While President Obama tries this week to make a case for government action against poverty, the clock will be running out on two of his most successful anti-poverty programs.
Obama is scheduled to speak Tuesday morning at a Georgetown University event on poverty, following a White House push Monday to highlight research supporting the president’s agenda of creating new programs to alleviate poverty and have the government intervene early in children’s lives.
The forum will be an opportunity for Obama “to talk about what more we can do in this country to ensure that everybody’s getting a fair shot,” White House press secretary Josh Earnest said Monday, mentioning specifically the administration’s proposals to raise the minimum wage, implement universal pre-K and increase subsidies for students struggling to attend college.
Yet of all the anti-poverty policies that the Obama administration is touting this week, there is only one that is highly regarded by many Republicans and is part of current law. That is the expansion of low-income tax credits that was included in his 2009 stimulus bill, which is set to expire in 2017 unless Congress re-ups it.
“If you look at the next couple of years, it seems that the improvements to the [Earned Income Tax Credit and the Child Tax Credit] are kind of the low-hanging fruit of anti-poverty policy,” said Chuck Marr, a tax expert at the Center on Budget and Policy Priorities, a left-of-center think tank in Washington.
The Earned Income Tax Credit gives low-income workers a tax break or money back for earnings, effectively subsidizing work. It was expanded by presidents Ronald Reagan and George W. Bush, and then boosted again in President Obama’s 2009 stimulus bill to increase the credit for families with more than two children and offset a tax penalty for married couples.
After food stamps, the credit is the biggest cash-like anti-poverty program the federal government offers, and will account for roughly $70 billion in tax breaks and refunds in fiscal 2015, according to the Joint Committee on Taxation.
The Child Tax Credit, which gives parents a $1,000 refundable credit per child, is only slightly smaller, at an expected $57 billion.
On Monday, the White House Council of Economic Advisers cited studies using the latest research methods that found that the Earned Income Tax Credit boosts work rates among single mothers.
Writing in the New York Times, the director of the council, Jason Furman, wrote that the Earned Income Tax Credit is one of several programs that can increase mobility in the long run. Studies show that it “may also reduce the incidence of low birth weight, raise math and reading scores, and boost college enrollment rates for the children who benefited,” Furman wrote.
In an essay in the journal Democracy in spring 2014, Furman noted that “the federal tax rate for a married couple with two children and with income just at the poverty line has gone from 10 percent in 1967 to -16 percent in 2012” thanks to the Earned Income Tax Credit.
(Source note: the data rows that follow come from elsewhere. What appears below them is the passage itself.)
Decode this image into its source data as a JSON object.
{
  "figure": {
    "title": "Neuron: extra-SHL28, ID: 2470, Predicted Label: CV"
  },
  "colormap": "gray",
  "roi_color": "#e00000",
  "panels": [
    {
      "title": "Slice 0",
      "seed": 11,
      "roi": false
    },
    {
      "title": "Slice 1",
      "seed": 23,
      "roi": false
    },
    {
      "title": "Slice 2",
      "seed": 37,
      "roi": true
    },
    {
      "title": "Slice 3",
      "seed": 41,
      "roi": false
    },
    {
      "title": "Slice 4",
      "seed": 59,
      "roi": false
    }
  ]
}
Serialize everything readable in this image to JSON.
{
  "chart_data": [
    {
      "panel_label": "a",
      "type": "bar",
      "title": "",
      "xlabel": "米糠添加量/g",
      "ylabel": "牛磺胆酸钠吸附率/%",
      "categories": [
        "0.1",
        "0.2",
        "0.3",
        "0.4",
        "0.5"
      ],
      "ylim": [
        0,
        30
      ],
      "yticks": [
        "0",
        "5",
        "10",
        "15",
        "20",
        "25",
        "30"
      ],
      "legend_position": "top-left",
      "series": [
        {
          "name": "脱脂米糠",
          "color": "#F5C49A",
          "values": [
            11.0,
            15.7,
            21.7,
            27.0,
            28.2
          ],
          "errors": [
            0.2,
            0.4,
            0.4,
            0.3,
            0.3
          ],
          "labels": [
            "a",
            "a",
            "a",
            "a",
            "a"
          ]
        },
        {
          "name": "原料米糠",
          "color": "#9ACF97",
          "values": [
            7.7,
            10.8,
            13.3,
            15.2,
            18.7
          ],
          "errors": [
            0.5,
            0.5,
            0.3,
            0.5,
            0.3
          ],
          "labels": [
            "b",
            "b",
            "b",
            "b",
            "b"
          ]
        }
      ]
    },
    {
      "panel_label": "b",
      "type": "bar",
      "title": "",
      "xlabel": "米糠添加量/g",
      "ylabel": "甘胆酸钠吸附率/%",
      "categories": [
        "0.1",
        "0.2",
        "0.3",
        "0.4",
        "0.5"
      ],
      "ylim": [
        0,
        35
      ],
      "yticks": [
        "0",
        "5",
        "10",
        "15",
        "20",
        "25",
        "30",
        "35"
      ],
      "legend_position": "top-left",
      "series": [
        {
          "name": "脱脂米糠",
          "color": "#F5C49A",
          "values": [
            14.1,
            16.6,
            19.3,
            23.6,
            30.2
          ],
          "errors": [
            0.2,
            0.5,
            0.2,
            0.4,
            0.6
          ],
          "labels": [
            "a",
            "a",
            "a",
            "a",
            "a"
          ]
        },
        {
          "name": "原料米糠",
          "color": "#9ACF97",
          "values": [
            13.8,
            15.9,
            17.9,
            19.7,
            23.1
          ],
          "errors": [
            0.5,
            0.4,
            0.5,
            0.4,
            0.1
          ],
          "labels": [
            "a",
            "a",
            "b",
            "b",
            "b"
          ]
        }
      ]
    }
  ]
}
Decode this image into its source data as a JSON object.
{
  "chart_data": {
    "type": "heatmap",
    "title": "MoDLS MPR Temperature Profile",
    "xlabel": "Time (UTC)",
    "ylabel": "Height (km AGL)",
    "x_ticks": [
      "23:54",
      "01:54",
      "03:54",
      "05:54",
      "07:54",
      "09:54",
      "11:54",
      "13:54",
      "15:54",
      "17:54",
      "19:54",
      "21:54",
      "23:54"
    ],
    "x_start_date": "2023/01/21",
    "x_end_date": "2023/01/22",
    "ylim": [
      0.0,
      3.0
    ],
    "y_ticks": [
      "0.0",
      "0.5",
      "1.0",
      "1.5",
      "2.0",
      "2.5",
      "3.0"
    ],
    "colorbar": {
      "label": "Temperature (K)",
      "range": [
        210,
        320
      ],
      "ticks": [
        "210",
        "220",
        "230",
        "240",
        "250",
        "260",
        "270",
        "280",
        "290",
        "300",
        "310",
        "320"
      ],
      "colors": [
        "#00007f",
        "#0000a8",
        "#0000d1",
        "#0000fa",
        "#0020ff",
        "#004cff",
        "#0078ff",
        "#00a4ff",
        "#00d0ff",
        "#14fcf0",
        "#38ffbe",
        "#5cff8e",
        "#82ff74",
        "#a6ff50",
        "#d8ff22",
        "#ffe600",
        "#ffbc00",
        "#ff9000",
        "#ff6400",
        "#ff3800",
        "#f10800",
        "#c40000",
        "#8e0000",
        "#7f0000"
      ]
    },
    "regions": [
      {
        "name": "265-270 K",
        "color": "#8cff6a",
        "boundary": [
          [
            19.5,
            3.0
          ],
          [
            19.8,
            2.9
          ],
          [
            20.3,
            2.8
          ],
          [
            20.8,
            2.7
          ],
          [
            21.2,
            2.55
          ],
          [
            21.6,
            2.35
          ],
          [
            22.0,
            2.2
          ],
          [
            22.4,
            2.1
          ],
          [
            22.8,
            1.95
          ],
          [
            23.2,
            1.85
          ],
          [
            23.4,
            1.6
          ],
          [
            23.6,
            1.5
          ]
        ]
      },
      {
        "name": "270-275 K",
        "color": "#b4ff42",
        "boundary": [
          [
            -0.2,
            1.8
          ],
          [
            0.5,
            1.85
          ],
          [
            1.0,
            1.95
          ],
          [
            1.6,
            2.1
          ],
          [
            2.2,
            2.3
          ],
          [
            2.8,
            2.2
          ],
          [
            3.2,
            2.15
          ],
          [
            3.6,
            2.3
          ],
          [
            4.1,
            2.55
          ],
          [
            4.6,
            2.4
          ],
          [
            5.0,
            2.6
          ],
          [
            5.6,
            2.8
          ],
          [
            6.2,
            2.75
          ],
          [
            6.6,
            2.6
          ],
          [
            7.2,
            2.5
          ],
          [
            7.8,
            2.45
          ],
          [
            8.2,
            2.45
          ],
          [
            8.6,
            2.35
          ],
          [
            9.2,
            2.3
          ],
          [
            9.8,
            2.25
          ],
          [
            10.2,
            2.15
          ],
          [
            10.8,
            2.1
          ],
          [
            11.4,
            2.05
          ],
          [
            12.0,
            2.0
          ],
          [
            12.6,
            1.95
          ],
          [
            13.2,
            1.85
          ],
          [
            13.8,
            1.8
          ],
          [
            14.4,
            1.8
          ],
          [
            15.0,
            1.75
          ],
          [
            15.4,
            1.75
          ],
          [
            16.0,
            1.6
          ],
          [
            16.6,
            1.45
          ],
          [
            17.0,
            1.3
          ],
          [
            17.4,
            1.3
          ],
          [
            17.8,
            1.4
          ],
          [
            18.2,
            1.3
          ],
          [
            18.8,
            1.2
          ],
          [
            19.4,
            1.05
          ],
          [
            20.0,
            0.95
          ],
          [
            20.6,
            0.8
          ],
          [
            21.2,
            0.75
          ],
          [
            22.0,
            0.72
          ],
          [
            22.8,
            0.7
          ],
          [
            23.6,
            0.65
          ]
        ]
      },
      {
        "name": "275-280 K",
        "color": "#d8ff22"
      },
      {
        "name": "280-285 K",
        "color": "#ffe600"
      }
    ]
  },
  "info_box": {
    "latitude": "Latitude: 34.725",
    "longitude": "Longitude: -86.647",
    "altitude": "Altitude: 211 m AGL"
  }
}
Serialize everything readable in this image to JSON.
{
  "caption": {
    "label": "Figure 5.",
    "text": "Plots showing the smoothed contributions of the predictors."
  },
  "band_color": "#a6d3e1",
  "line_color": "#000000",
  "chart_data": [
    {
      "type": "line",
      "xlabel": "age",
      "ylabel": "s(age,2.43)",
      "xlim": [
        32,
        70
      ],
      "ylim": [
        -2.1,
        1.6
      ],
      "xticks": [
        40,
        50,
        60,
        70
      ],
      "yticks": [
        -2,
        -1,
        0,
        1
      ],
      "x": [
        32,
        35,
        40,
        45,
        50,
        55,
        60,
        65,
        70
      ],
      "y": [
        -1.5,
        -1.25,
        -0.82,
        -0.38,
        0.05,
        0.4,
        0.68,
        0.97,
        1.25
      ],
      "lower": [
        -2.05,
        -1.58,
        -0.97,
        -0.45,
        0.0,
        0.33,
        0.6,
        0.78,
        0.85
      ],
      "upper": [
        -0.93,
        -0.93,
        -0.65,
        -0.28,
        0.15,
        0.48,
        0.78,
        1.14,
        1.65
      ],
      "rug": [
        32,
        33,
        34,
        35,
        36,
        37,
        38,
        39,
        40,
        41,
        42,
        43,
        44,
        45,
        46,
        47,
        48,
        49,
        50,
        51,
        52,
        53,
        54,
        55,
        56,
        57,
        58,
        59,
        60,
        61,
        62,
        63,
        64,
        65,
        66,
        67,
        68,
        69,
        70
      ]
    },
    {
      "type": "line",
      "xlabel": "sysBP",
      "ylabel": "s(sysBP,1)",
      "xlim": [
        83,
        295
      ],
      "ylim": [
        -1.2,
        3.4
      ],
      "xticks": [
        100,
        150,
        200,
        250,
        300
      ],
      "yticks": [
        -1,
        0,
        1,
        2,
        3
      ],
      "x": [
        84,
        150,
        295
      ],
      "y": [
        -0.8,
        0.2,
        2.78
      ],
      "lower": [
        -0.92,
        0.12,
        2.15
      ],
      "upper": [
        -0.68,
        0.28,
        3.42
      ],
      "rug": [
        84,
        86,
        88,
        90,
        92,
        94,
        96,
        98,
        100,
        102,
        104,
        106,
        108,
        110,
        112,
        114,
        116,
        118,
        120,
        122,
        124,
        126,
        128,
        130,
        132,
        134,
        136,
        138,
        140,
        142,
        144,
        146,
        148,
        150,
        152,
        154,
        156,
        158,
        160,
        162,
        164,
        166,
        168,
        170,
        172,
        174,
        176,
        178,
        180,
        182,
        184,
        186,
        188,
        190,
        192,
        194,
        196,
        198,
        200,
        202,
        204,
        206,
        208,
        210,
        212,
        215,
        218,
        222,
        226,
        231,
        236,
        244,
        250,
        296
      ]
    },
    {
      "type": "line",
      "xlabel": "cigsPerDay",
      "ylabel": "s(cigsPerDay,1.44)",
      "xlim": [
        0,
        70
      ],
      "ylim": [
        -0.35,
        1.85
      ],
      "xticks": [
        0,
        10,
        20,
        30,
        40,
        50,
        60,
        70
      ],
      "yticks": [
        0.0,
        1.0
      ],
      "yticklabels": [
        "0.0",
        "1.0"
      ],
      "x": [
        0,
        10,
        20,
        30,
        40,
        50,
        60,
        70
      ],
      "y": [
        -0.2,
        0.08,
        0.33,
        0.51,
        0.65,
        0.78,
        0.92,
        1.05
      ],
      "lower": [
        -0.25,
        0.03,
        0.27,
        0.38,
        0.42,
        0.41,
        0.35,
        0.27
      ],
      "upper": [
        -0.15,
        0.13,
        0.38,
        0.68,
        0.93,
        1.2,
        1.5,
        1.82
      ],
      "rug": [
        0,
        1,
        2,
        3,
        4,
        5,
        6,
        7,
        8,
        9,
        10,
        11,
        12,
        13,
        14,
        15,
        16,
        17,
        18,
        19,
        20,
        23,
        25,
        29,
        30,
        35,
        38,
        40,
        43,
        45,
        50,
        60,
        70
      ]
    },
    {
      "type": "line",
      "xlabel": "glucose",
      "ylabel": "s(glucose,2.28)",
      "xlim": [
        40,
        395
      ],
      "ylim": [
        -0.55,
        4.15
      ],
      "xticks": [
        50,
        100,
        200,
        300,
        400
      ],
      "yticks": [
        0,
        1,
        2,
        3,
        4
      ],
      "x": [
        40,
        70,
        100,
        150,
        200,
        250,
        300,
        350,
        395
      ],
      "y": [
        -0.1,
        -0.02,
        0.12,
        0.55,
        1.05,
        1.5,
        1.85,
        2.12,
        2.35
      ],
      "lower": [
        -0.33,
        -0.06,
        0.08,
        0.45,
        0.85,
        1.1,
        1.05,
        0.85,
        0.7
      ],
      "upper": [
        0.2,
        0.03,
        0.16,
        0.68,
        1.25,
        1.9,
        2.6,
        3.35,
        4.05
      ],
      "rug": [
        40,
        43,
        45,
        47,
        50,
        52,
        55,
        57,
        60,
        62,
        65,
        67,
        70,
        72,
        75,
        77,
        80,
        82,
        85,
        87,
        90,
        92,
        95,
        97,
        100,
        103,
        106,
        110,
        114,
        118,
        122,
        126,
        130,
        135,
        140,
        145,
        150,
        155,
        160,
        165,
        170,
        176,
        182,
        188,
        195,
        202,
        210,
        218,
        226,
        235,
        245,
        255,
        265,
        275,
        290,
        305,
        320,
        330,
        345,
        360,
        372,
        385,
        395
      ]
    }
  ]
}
More than 16 million people will fall below the poverty line or further below the poverty line if the two credit expansions are not re-upped, according to an estimate from the Center on Budget and Policy Priorities. Those families would lose an average of $840 in tax credits, according to the liberal group Citizens for Tax Justice.
Although conservatives are not likely to agree with the Obama administration’s claims about the efficacy of other programs Furman recommended, such as universal pre-K or raising the minimum wage, there is notable support on the Right for the pro-work tax credits.
The conservative panelist who will appear onstage with Obama at Georgetown, American Enterprise Institute President Arthur Brooks, is a supporter of expanding the Earned Income Tax Credit.
So is House Ways and Means Committee Chairman Paul Ryan of Wisconsin, who is perhaps the most influential lawmaker on domestic policy issues among congressional Republicans.
Last year, as part of a report on the 50th anniversary of the War on Poverty, Ryan noted the evidence in favor of the Earned Income Tax Credit and the Child Tax Credit, and came out in support of an Obama proposal to expand the Earned Income Tax Credit for childless workers, a measure that goes well beyond the current enhancements and would nearly double the size of the program.
“What’s exciting there is there are not many policy proposals now where the president and House Republicans have exactly the same proposal,” Marr said.
Yet there’s no guarantee that congressional negotiations over a range of tax and spending matters will result in the tax breaks being extended. Last year, as Congress moved toward a deal to make certain business tax breaks permanent, the White House demanded late in the negotiations that the Earned Income Tax Credit and Child Tax Credit provisions be included. That demand effectively scuttled the deal.
In March, a group of House Democrats demanded that the two expansions be included if Congress re-ups any other expiring tax credits, such as breaks for small businesses or wind energy.